Based on the foregoing law, the court concluded that the plaintiff suffered no retaliation as a matter of law because the plaintiff was terminated for insubordination and dishonesty. And the plaintiff, as a matter of law, could not show that she would not have been terminated “but for” her efforts to exercise her FMLA rights. In a terse paragraph, the dissenting judge would have held that genuine issues of material fact exist on the plaintiff’s retaliation claim.

“I think the court properly applied this standard due to the facts of the case and overall past precedent,” states Andrea E. Cook, Dallas, TX, cochair of the Litigation Section’s Employment & Labor Relations Law Committee. The lesson here, she counsels, is that “employers must have clear documentation when terminating an employee, particularly when there are any questions related to retaliation or if they believe a retaliation claim will arise.”

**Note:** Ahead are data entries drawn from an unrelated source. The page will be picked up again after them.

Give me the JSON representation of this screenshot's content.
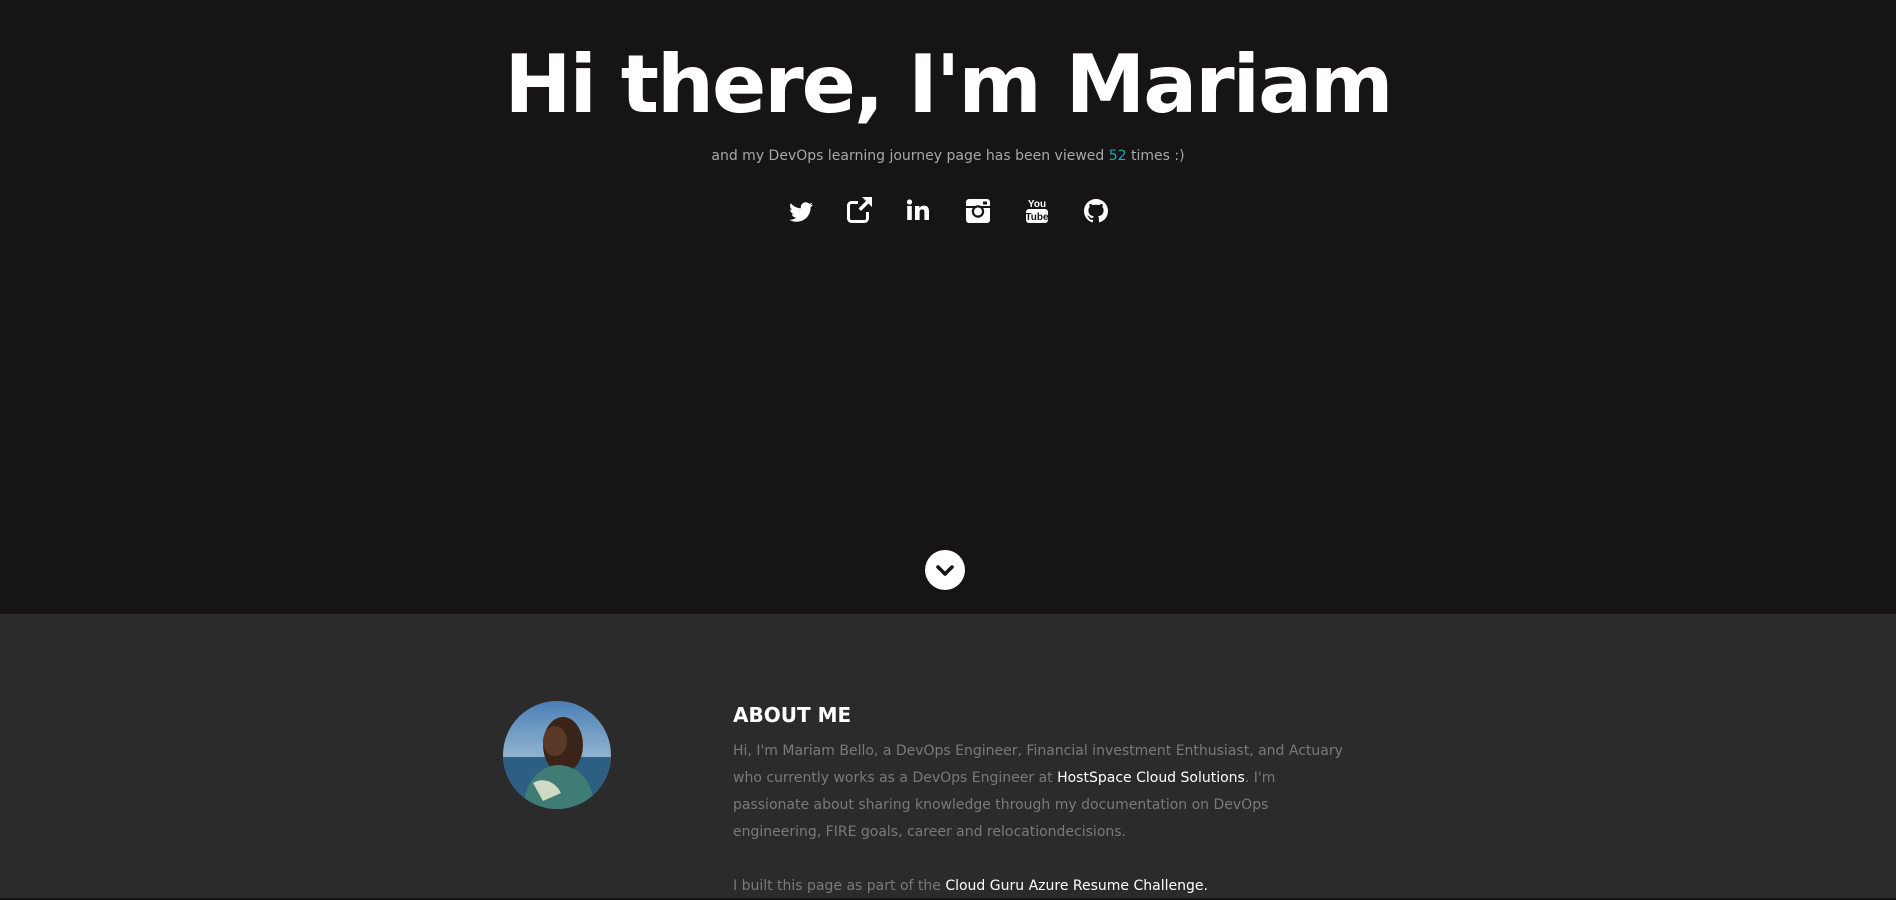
{
  "hero": {
    "title": "Hi there, I'm Mariam",
    "subtitle_before": "and my DevOps learning journey page has been viewed ",
    "view_count": "52",
    "subtitle_after": " times :)",
    "social_icons": [
      "twitter-icon",
      "external-link-icon",
      "linkedin-icon",
      "instagram-icon",
      "youtube-icon",
      "github-icon"
    ],
    "scroll_icon": "chevron-down-icon"
  },
  "about": {
    "heading": "ABOUT ME",
    "para1_before": "Hi, I'm Mariam Bello, a DevOps Engineer, Financial investment Enthusiast, and Actuary who currently works as a DevOps Engineer at ",
    "company_link": "HostSpace Cloud Solutions",
    "para1_after": ". I'm passionate about sharing knowledge through my documentation on DevOps engineering, FIRE goals, career and relocationdecisions.",
    "para2_before": "I built this page as part of the ",
    "challenge_link": "Cloud Guru Azure Resume Challenge."
  },
  "colors": {
    "hero_bg": "#161415",
    "about_bg": "#2b2b2b",
    "accent": "#11abb0",
    "body_text": "#7a7a7a"
  }
}
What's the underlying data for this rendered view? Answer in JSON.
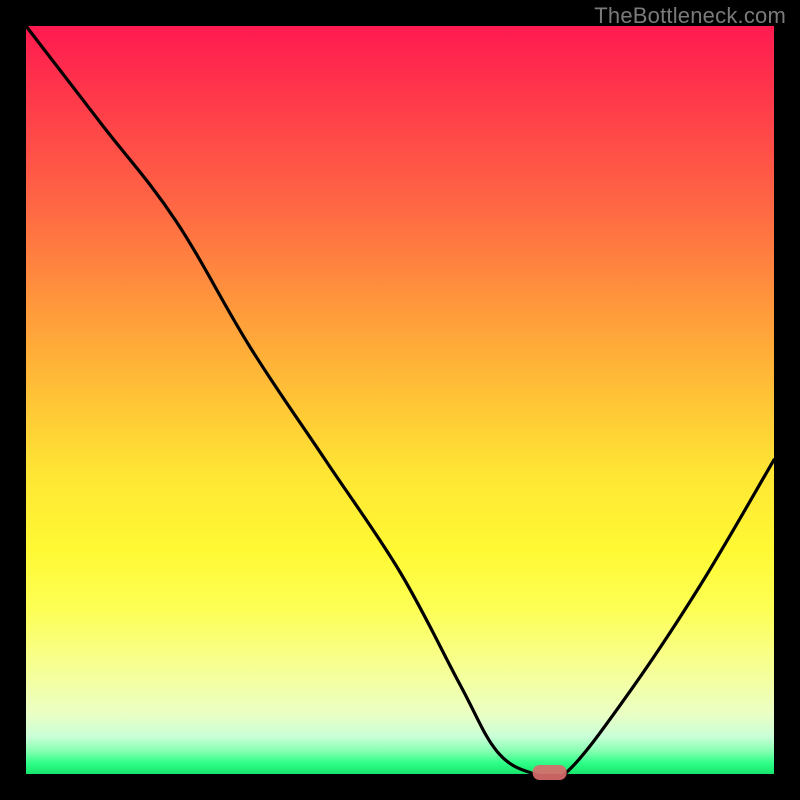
{
  "watermark": "TheBottleneck.com",
  "chart_data": {
    "type": "line",
    "title": "",
    "xlabel": "",
    "ylabel": "",
    "xlim": [
      0,
      100
    ],
    "ylim": [
      0,
      100
    ],
    "grid": false,
    "series": [
      {
        "name": "bottleneck-curve",
        "color": "#000000",
        "x": [
          0,
          10,
          20,
          30,
          40,
          50,
          58,
          63,
          68,
          72,
          80,
          90,
          100
        ],
        "y": [
          100,
          87,
          74,
          57,
          42,
          27,
          12,
          3,
          0,
          0,
          10,
          25,
          42
        ]
      }
    ],
    "marker": {
      "name": "optimal-point",
      "x": 70,
      "y": 0,
      "color": "#d96b6b"
    },
    "gradient_stops": [
      {
        "pos": 0,
        "color": "#ff1a50"
      },
      {
        "pos": 0.5,
        "color": "#ffc436"
      },
      {
        "pos": 0.78,
        "color": "#fdff55"
      },
      {
        "pos": 1.0,
        "color": "#17e56b"
      }
    ]
  }
}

As to the “motivating factor” standard that has been adopted by other circuit courts to resolve FMLA retaliation claims, Catherine Scott, Boston, MA, cochair of the Sound Advice Subcommittee of the Section’s Appellate Practice Committee, observes that “the motivating factor test is a lesser test because an employee need only show that an adverse action ‘may’ have occurred if not for a leave.” She continues, “The ‘but-for’ standard requires an employee to show that, absent the leave of absence, the adverse action would not have been taken.” Here, the latter standard is harder to vault, especially in the typical work situation “where an employee has issues pre-dating the leave of absence,” concludes Scott.